Multi-Site Active-Active Architecture Design in Distributed Systems

Multi-Site Active-Active Architecture Design in Distributed Systems

Description
Multi-site active-active architecture is a distributed system design pattern that deploys multiple data centers in different geographic regions, enabling each data center to simultaneously provide read and write services. Its core objectives are to ensure business continuity in the event of a data center failure or regional disaster, while also enhancing user experience. Unlike traditional disaster recovery setups (cold/hot standby), multi-site active-active requires each data center to be active, with data writes occurring simultaneously across multiple locations.

Design Process

1. Understanding Core Challenges

Data Consistency: How to resolve conflicts when multiple data centers write to the same data concurrently?
Network Latency: How to ensure a good user experience given high cross-regional network latency?
Traffic Routing: How to intelligently route user requests to the nearest or most appropriate data center?

2. Design Principles

Service Tiering: Not all services are suitable for active-active. Prioritize implementing active-active for core services (e.g., login, transactions). Non-core services (e.g., reporting) can be centrally deployed.
Data Partitioning: Limit data reads and writes to specific data centers by partitioning data based on criteria like user ID hashing, reducing the need for cross-center data synchronization.
Eventual Consistency: Allow temporary inconsistencies during cross-center data synchronization, but ensure final consistency through conflict resolution mechanisms.

3. Key Technical Solutions

Routing Layer Design:
1. Use DNS resolution or HTTP redirection to direct user requests to the nearest data center.
2. Dynamically adjust routing policies based on user location information (e.g., IP address).
  Example: When a user accesses from Beijing, DNS returns the IP address of the Beijing data center.
Data Synchronization Mechanisms:
1. Asynchronous Replication: Use message queues or database log synchronization tools (e.g., Canal, Debezium) to asynchronously transmit data changes, avoiding performance bottlenecks from cross-center write operations.
2. Conflict Resolution:
  - Timestamp Priority: Prefer the write operation with the latest timestamp (requires clock synchronization).
  - Business Rule Priority: For example, in e-commerce inventory conflicts, prioritize the operation that successfully deducted stock.
  - Manual Intervention: Complex conflicts are logged and escalated for manual handling.
Globally Unique ID Generation:
Use algorithms like Snowflake or distributed ID generators incorporating data center identifiers to avoid ID conflicts across centers.
Disaster Recovery and Traffic Switching:
1. Monitor the status of each data center (e.g., network latency, failure rate).
2. When a center fails, route traffic to other centers via the routing layer and mark the failed center as "read-only."

4. Practical Case: Multi-Site Active-Active for User Login

Data Partitioning: Users are assigned to Beijing or Shanghai data centers based on ID hashing.

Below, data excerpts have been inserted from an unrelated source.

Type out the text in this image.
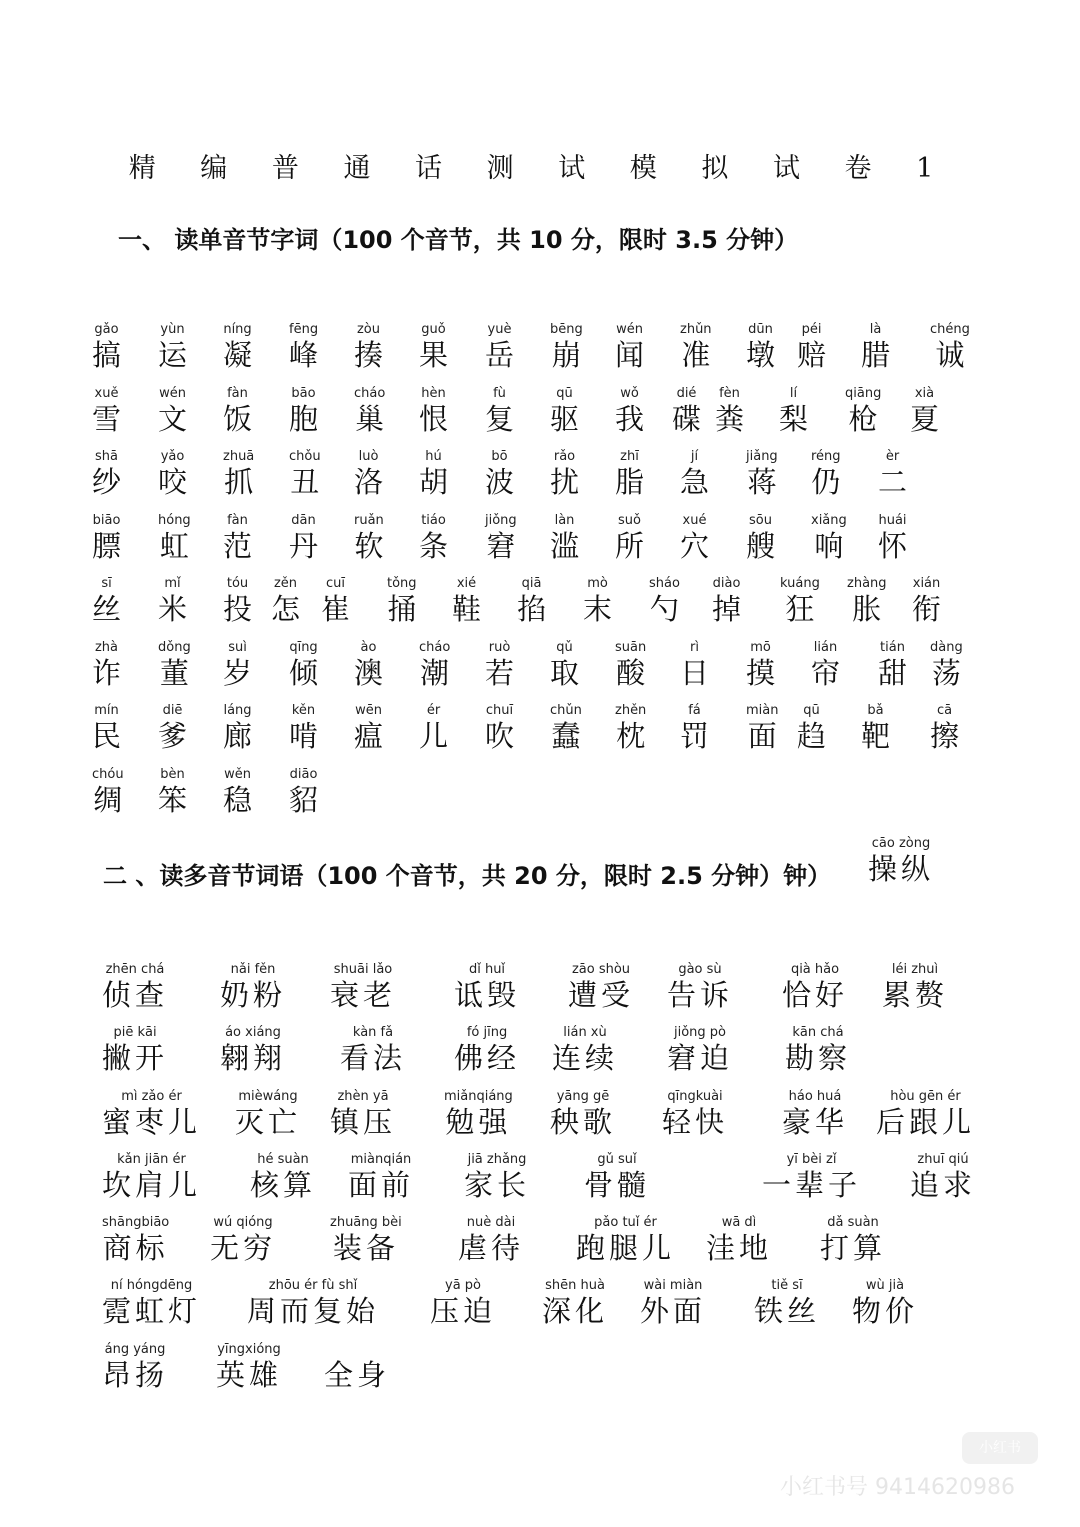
精 编 普 通 话 测 试 模 拟 试 卷 1
一、 读单音节字词（100 个音节，共 10 分，限时 3.5 分钟）
gǎo
搞
yùn
运
níng
凝
fēng
峰
zòu
揍
guǒ
果
yuè
岳
bēng
崩
wén
闻
zhǔn
准
dūn
墩
péi
赔
là
腊
chéng
诚
xuě
雪
wén
文
fàn
饭
bāo
胞
cháo
巢
hèn
恨
fù
复
qū
驱
wǒ
我
dié
碟
fèn
粪
lí
梨
qiāng
枪
xià
夏
shā
纱
yǎo
咬
zhuā
抓
chǒu
丑
luò
洛
hú
胡
bō
波
rǎo
扰
zhī
脂
jí
急
jiǎng
蒋
réng
仍
èr
二
biāo
膘
hóng
虹
fàn
范
dān
丹
ruǎn
软
tiáo
条
jiǒng
窘
làn
滥
suǒ
所
xué
穴
sōu
艘
xiǎng
响
huái
怀
sī
丝
mǐ
米
tóu
投
zěn
怎
cuī
崔
tǒng
捅
xié
鞋
qiā
掐
mò
末
sháo
勺
diào
掉
kuáng
狂
zhàng
胀
xián
衔
zhà
诈
dǒng
董
suì
岁
qīng
倾
ào
澳
cháo
潮
ruò
若
qǔ
取
suān
酸
rì
日
mō
摸
lián
帘
tián
甜
dàng
荡
mín
民
diē
爹
láng
廊
kěn
啃
wēn
瘟
ér
儿
chuī
吹
chǔn
蠢
zhěn
枕
fá
罚
miàn
面
qū
趋
bǎ
靶
cā
擦
chóu
绸
bèn
笨
wěn
稳
diāo
貂
二 、读多音节词语（100 个音节，共 20 分，限时 2.5 分钟）钟）
cāo zòng
操纵
zhēn chá
侦查
nǎi fěn
奶粉
shuāi lǎo
衰老
dǐ huǐ
诋毁
zāo shòu
遭受
gào sù
告诉
qià hǎo
恰好
léi zhuì
累赘
piē kāi
撇开
áo xiáng
翱翔
kàn fǎ
看法
fó jīng
佛经
lián xù
连续
jiǒng pò
窘迫
kān chá
勘察
mì zǎo ér
蜜枣儿
mièwáng
灭亡
zhèn yā
镇压
miǎnqiáng
勉强
yāng gē
秧歌
qīngkuài
轻快
háo huá
豪华
hòu gēn ér
后跟儿
kǎn jiān ér
坎肩儿
hé suàn
核算
miànqián
面前
jiā zhǎng
家长
gǔ suǐ
骨髓
yī bèi zǐ
一辈子
zhuī qiú
追求
shāngbiāo
商标
wú qióng
无穷
zhuāng bèi
装备
nuè dài
虐待
pǎo tuǐ ér
跑腿儿
wā dì
洼地
dǎ suàn
打算
ní hóngdēng
霓虹灯
zhōu ér fù shǐ
周而复始
yā pò
压迫
shēn huà
深化
wài miàn
外面
tiě sī
铁丝
wù jià
物价
áng yáng
昂扬
yīngxióng
英雄 全身
小红书
小红书号 9414620986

Login authentication occurs only at the user's assigned center.
Session Synchronization: After successful login, session information is asynchronously replicated to other centers, ensuring users don't need to re-login when switching centers.
Conflict Handling: If a user changes their password in Beijing and Shanghai simultaneously, prioritize the request with the latest timestamp.

5. Validation and Testing

Chaos Engineering: Simulate data center network outages or latency to verify the system's automatic failover and data recovery capabilities.
Consistency Verification: Periodically compare data across centers to ensure synchronization mechanisms are reliable.

Summary
The core of multi-site active-active architecture is to tolerate temporary data inconsistency while ensuring availability through data partitioning, asynchronous replication, and intelligent routing. Design requires balancing business needs with complexity to avoid over-engineering.